Felix's own experience with ThreeKindWords.com illustrates this perfectly. The project, a minimalist web app he built to let users send anonymous, timed postcards of kindness, started as a quiet experiment with a modest goal: ship 300 cards in a year. But when a blog post detailing its creation landed on Hacker News' front page, traffic exploded. Thousands visited the site, flooding Felix with feedback and propelling over 200 cards into the wild—far exceeding his initial target. As he writes, "That single post was responsible for moving over 200 cards. If we don’t write, and if we don’t share, it’s like sitting on the bank, watching the water, hoping for fish dinner… but with no net, no pole, no line."

"We can’t expect anything to come back if we don’t send something out," Felix emphasizes, capturing the core lesson for tech professionals.

For developers and engineers, this isn't just a poetic metaphor—it's a tactical reminder of the power of visibility in a crowded digital ecosystem. Sharing work, even imperfectly, builds serendipity into the innovation process. A simple blog post can transform a side project into a community touchstone, attract collaborators, or surface critical insights from peers.

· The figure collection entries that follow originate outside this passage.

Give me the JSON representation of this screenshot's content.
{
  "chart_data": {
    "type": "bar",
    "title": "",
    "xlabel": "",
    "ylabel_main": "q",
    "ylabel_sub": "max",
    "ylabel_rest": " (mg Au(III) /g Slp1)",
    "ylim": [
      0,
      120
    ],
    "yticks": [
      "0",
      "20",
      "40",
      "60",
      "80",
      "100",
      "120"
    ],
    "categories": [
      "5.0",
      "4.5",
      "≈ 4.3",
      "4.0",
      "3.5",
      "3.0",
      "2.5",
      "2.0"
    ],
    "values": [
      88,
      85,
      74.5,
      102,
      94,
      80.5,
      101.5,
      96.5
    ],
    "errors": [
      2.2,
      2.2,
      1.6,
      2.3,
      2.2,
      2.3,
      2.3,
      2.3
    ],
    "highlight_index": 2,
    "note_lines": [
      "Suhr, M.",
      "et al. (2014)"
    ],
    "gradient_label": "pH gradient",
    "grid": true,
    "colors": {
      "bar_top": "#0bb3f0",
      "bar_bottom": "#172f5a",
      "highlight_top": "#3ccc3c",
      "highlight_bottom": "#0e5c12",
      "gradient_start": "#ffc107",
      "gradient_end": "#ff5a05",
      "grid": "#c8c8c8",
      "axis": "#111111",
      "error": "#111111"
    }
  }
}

In an age where AI scrapes the web for training data, your words might fuel the next breakthrough, while platforms like Hacker News remain potent amplifiers for technical content.

Felix urges creators to embrace the uncertainty: cast your nets consistently, celebrate the small wins, and trust that the act of sharing itself—whether through code snippets, tutorials, or personal essays—creates ripples far beyond immediate metrics. After all, as his story shows, you never know when a single cast might hook a wave that changes everything.